L’énigme de la vie, c’est ce que le philosophe Emmanuel Kant a décidé d’assumer dans sa réflexion en la formulant sous forme de question : « que puis-je connaître, que m’est-il permis d’espérer ? » et il en a ajouté une troisième : « que dois-je faire ? » Kant n’était pas qu’un pur esprit. Il était un être de chair. Il a aussi rédigé la critique de la raison pratique. Ce que nous pouvons connaître, c’est ce que nous pratiquons. Ce que nous pouvons connaître, c’est ce dans quoi nous nous impliquons, ce pour quoi nous faisons des efforts, ce pour quoi nous donnons de nous-mêmes. C’est cela aimer. Donner de soi. De l’énergie, du temps, de l’intelligence, de la sueur.

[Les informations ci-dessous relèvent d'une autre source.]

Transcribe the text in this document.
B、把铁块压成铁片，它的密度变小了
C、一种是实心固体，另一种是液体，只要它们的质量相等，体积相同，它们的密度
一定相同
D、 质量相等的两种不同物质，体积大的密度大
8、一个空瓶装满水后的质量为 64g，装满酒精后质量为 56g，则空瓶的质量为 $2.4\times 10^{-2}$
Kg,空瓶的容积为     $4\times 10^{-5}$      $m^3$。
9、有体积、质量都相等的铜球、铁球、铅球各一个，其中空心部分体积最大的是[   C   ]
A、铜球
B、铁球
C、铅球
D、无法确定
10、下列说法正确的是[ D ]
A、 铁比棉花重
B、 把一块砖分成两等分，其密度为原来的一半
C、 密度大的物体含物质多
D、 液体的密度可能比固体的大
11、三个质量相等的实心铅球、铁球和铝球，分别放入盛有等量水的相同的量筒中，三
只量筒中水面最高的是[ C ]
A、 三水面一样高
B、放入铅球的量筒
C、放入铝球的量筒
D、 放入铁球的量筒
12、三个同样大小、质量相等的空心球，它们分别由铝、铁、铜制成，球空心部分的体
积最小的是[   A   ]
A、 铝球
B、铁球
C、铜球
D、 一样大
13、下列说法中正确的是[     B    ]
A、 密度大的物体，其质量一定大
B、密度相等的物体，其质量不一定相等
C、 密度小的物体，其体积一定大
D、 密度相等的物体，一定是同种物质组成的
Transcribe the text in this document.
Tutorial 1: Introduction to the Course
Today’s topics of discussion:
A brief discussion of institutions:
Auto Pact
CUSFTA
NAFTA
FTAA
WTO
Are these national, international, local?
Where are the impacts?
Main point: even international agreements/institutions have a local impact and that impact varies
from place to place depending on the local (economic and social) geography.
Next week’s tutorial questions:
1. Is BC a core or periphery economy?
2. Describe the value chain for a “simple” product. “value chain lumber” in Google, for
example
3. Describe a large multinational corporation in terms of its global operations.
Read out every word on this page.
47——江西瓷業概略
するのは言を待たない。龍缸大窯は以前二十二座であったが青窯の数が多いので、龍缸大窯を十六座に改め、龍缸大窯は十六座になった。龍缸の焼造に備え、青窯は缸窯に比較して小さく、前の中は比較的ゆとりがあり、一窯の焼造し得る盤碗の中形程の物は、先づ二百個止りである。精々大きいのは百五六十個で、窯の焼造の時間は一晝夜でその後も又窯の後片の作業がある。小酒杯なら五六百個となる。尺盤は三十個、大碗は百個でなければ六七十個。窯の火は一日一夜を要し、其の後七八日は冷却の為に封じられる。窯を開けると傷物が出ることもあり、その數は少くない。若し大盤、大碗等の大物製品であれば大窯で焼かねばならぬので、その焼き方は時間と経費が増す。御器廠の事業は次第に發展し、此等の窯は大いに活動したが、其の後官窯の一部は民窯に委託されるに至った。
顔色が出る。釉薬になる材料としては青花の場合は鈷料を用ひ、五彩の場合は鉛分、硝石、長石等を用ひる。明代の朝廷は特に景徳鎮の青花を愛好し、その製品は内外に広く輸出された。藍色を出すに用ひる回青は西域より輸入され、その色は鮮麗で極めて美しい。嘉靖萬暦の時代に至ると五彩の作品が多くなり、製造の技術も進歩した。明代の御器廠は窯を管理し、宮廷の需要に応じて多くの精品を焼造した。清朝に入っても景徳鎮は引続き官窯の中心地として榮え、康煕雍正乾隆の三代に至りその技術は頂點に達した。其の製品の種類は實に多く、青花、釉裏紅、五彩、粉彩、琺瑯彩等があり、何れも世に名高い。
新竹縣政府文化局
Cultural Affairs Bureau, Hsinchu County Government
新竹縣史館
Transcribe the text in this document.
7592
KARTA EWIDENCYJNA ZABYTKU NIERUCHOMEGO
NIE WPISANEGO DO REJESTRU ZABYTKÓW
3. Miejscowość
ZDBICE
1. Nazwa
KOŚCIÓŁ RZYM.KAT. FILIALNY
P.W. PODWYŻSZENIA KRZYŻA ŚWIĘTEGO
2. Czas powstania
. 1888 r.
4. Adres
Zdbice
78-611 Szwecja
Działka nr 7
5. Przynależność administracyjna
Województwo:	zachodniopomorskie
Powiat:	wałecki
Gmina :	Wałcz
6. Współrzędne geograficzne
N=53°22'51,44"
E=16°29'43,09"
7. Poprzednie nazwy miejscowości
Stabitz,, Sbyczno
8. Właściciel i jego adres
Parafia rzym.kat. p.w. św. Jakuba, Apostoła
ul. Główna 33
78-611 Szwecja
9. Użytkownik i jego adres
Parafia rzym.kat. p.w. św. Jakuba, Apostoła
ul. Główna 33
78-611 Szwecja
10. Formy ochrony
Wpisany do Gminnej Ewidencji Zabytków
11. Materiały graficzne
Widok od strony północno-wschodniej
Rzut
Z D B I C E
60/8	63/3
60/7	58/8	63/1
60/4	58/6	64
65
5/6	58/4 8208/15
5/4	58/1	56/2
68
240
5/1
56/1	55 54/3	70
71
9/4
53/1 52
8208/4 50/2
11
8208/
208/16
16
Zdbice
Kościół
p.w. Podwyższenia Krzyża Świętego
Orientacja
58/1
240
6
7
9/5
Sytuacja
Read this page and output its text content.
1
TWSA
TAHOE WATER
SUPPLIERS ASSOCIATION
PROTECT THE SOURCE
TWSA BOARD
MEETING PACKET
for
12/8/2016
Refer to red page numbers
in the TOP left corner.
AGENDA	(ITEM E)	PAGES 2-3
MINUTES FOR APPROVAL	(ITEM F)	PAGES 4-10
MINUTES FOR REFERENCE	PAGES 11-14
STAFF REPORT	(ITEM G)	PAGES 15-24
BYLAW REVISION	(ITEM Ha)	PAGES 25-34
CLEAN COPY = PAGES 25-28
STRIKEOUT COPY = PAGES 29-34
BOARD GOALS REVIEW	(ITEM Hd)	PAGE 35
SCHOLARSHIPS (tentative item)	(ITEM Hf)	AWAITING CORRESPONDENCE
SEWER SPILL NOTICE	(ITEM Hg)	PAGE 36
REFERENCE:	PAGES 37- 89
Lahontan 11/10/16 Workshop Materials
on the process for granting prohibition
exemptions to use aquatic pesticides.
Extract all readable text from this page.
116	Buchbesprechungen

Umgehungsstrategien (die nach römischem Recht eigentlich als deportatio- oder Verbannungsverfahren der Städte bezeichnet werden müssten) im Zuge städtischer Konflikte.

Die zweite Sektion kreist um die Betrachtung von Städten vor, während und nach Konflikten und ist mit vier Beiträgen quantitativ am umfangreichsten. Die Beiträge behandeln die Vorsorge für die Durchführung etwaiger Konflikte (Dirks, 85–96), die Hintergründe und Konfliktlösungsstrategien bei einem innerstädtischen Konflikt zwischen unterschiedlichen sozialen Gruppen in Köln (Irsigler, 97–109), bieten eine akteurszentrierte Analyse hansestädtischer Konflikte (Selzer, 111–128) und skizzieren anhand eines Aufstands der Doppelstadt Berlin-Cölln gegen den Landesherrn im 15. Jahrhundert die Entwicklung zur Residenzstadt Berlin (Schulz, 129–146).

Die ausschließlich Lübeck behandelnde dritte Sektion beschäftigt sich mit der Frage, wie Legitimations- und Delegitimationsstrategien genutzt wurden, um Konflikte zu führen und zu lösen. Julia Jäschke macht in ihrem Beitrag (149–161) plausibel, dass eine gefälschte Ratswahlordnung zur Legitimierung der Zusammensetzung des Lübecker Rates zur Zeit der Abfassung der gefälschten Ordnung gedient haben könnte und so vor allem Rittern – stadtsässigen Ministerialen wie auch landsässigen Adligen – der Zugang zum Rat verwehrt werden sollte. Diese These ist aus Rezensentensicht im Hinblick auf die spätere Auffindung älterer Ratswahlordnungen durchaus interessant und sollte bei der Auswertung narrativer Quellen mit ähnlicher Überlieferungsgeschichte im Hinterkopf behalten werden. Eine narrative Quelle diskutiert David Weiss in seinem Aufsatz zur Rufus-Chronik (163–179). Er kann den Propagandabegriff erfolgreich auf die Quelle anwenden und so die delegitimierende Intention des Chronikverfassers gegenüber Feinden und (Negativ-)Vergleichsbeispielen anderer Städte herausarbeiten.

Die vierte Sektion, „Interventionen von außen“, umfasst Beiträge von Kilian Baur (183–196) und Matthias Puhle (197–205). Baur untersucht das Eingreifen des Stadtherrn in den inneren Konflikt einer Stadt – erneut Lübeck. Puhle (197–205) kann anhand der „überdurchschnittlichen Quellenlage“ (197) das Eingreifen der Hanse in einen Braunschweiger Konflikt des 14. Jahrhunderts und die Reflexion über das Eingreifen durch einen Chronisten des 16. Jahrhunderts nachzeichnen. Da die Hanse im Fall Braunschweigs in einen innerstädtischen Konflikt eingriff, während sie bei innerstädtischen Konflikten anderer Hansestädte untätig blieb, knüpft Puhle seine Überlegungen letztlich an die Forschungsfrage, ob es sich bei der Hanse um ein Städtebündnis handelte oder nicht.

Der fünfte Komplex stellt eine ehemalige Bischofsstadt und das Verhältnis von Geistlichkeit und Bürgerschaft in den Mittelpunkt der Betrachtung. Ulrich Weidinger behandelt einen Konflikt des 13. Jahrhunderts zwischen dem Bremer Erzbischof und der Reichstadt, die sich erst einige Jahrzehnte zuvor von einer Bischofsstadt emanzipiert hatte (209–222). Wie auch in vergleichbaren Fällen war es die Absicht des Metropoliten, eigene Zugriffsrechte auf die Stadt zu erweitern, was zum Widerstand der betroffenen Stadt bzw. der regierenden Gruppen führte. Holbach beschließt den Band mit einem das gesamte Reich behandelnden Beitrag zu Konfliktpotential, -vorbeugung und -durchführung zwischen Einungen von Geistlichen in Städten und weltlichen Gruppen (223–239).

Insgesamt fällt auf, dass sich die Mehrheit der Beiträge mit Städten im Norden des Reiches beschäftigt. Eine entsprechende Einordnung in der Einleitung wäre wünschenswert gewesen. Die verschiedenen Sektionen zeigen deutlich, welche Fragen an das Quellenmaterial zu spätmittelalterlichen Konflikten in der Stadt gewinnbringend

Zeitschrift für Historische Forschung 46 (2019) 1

Résoudre l’énigme de la vie, c’est pratiquer la vie, c’est y pratiquer la charité, l’autre traduction courante du mot agapè. C’est s’engager de tout son être en direction du téléios – ce que nous estimons infiniment juste, ce qui a un caractère divin, sacré. Résoudre l’énigme de la vie, c’est s’impliquer totalement dans la marche du monde, dans l’écriture de l’histoire, dans un face-à-face magnifique avec la vie. Et c’est ainsi, qu’au soir de sa vie, il n’y a pas de regret, il n’y a pas d’aspect de la vie que nous aurions négligé. Notre connaissance de la vie cesse d’être partielle et donc insatisfaisante, à partir du moment où nous aimons la vie. Et rien n’interdit de l’aimer passionnément, avec des papillons dans le ventre.

Amen

[1] Code civil art. 203-211. Code pénal art. 227-3 – 227-41. Code de l’action sociale et des familles art. L132-1 – L132-12. Cour de cassation – chambre civile – n°09-16839.